Yep. The problem is that if your kid doesn’t solve the problem the way the teacher teaches it now then they don’t get credit. I don’t know how many times I heard, “that’s not the way my teacher does it”. The procedures were so laborious and confusing that, imho, the kids didn’t learn much. They spent too much time crawling around on their hands and knees rather than committing to memory a solid foundation, so when things got more difficult/abstract they had trouble. They weren’t able to get a “feel” for what was going on because they had to keep going back to the basics.
The result: I think every one of my daughter’s friends that were in the accelerated math path dropped out by the middle of the 9th grade. My D16 stuck it out and I’m able to help her appropriately when she runs into trouble now that she’s out of the disastrous ES/MS stuff.
I think that the traditional theory of teaching math was based on the fact that people would actually have to do math by hand for the rest of their lives. Thus, having the procedures be efficient and reliable was a priority because people would have to use them to balance their checkbooks, etc. Many of us remember not knowing or caring about what any of it meant – the top priority was lining up your numbers right so that you would get the right answer.

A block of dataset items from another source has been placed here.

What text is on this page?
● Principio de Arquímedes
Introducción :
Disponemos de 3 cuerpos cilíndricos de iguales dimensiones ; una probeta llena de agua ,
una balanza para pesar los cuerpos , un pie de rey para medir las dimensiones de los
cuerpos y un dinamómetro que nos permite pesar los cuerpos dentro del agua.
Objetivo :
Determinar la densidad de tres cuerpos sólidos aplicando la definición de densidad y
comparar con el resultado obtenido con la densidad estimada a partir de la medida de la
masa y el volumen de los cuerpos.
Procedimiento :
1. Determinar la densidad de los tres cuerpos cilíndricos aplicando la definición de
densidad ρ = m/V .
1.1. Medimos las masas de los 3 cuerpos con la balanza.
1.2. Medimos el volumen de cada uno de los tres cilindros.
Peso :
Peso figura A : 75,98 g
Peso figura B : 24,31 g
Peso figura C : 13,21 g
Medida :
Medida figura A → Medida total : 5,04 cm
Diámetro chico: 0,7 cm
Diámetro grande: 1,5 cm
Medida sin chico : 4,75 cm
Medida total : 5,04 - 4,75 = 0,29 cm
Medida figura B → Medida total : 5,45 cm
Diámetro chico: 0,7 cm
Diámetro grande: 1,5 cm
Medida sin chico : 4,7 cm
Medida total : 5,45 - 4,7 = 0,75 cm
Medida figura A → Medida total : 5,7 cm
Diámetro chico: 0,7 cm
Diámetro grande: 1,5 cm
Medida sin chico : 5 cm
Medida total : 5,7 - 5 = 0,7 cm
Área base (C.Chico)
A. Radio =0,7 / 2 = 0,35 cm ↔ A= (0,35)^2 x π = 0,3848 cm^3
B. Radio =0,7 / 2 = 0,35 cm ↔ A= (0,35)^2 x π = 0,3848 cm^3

Today, educators know that kids will never do math by hand in real life. They will pull up a calculator app on their phones (or whatever technology will be in use when they reach adulthood). So it doesn’t matter if the procedures are laborious. The focus now seems to be on having the kids do math in ways that make conceptual sense so that the kids will learn the conceptual basis of the math. I’m not sure whether it works.
Even if you use a calculator, you need to have some “math sense” to have an idea if the answer you get looks correct (rather than incorrect because you keyed something incorrectly on the calculator).
Here’s what I know…
We sent men to the moon and back with the equivalency of a 64K calculator that you can buy for under 5 bucks today.
We got men back from the moon on one disastrous trip with pencil, paper and a slide rule.
“Today educators know that kids will never do math by hand in real life.”
But what if they need to? Calculators are not magic. Nor handy. They don’t give magic answers.
They give answers that you should already know how to obtain with pencil and paper and brain.
I always hated math because it was rote and efficient. Back when I took it, it wasn’t conceptual at all. Then I absolutely loved the Singapore and Chicago math that my kids took. Yes, I had to supplement the early drill em, skill em, and kill em stuff with online programs and placemats, but they had such a great sense of problem definition, relationship, and math meaning, that I didn’t care. Hurray for the newest math!!
Marian, it is so true that it is more important to know what math does when armed with a calculator than to simply plug in numbers. Learning concepts helps people know what to I put.
I can’t be the only parent on here who’s child went from remedial reading to being a very accomplished reader. We never pushed our kids to learn school stuff before kindergarten. They learned to run and jump and play with other kids instead. They learned to hike and swim and climb trees. Being comfortable in the natural world was our primary goal.
We live in a pretty good school district, though, so were not worried about either nature or nurture.
I was raised by two Ph.D. psychologists (or wolves, I’m still trying to figure it out). My father, who was primarily interested in developmental issues, detested educational standardization. He believed that children should learn to play (and other pursuits) and develop academic skills when they show interest. By second grade, I still wasn’t reading. Apparently, my teacher conferenced my parents and told them that I would “never learn to read.” I still remember him calling her an “idiot” as they stormed out of the meeting. I continued in remedial reading groups until my sister gave me her Trixie Belden books in 6th grade.
I feel in love with Trixie. And in love with reading.
By the end of that year, I was testing at the 12 grade level and later scored a perfect score on the MCAT reading section. I’ve since moved on from Trixie. But I still love reading. It is a large part of my work life and recreation.
I’ve followed this approach with both of my kids. I don’t worry about educational standards and benchmarks. I just try to support their intellectual and emotional growth the best I can. Its worked well for us.
Family lore was that I “taught myself to read at age 4”. I never believed it. When I was 4 my brothers were 6 and 7 and learning to read ( no preschool for us!) and I always guessed that I just followed along when my parents were helping them.
And then …D turned 4 and just started reading. S did ,too. I did not teach either of them to read , they just did. I admit that I read books to them every single night from the time they were infants until they went into middle school. It simply never occurred to me not to. I love to read , so I read a lot to my kids.